Crewe Works
About
Crewe Works was a major British locomotive and rolling-stock works of the LNWR, its successors the LMS and British Railways, and from 1989 its private successors. Founded on 4 March 1840 by the Grand Junction Railway under Francis Trevithick, it was for many decades the largest locomotive works in Britain, employing 8,000 men at its 1909 peak.
Successive Locomotive Superintendents and CMEs of the LNWR, Trevithick, Ramsbottom, Webb, Whale, Bowen Cooke and Beames, built up Crewe as a self-contained engineering town with its own steel works (the celebrated 'Crewe Steel'), brick works and timber yard. Webb's compound classes, Whale's Precursors, Bowen Cooke's George the Fifths and Claughtons all came out of Crewe.
Under the LMS, Crewe became the principal works of Sir William Stanier's engineering programme, Princess Coronation Pacifics, Black Fives and 8Fs. The 1949 closure of the steel works marked the end of Crewe as a fully-vertical engineering town, but the works continued to build BR Standards and many of the AC electric locomotives for the West Coast Main Line. The unique Duke of Gloucester of 1954 was Crewe's last new steam locomotive.

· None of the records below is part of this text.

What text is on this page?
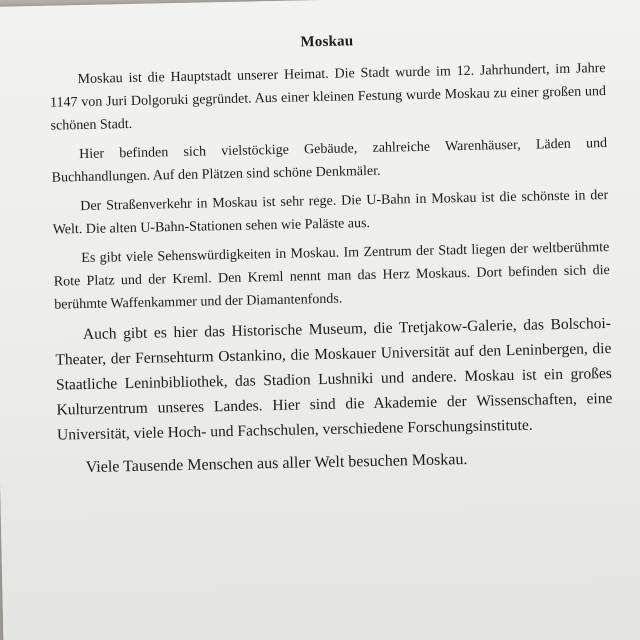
Moskau

Moskau ist die Hauptstadt unserer Heimat. Die Stadt wurde im 12. Jahrhundert, im Jahre 1147 von Juri Dolgoruki gegründet. Aus einer kleinen Festung wurde Moskau zu einer großen und schönen Stadt.

Hier befinden sich vielstöckige Gebäude, zahlreiche Warenhäuser, Läden und Buchhandlungen. Auf den Plätzen sind schöne Denkmäler.

Der Straßenverkehr in Moskau ist sehr rege. Die U-Bahn in Moskau ist die schönste in der Welt. Die alten U-Bahn-Stationen sehen wie Paläste aus.

Es gibt viele Sehenswürdigkeiten in Moskau. Im Zentrum der Stadt liegen der weltberühmte Rote Platz und der Kreml. Den Kreml nennt man das Herz Moskaus. Dort befinden sich die berühmte Waffenkammer und der Diamantenfonds.

Auch gibt es hier das Historische Museum, die Tretjakow-Galerie, das Bolschoi-Theater, der Fernsehturm Ostankino, die Moskauer Universität auf den Leninbergen, die Staatliche Leninbibliothek, das Stadion Lushniki und andere. Moskau ist ein großes Kulturzentrum unseres Landes. Hier sind die Akademie der Wissenschaften, eine Universität, viele Hoch- und Fachschulen, verschiedene Forschungsinstitute.

Viele Tausende Menschen aus aller Welt besuchen Moskau.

Crewe Works survived BREL and ABB ownership and continues today (since 2010 as Alstom's UK heavy-overhaul base) on the same Crewe site, a continuous operation of 185 years and counting. The Crewe Heritage Centre on part of the works site preserves several Crewe-built locomotives including the LNWR DX Goods, the Coal Tank and a BR-era APT-P Advanced Passenger Train.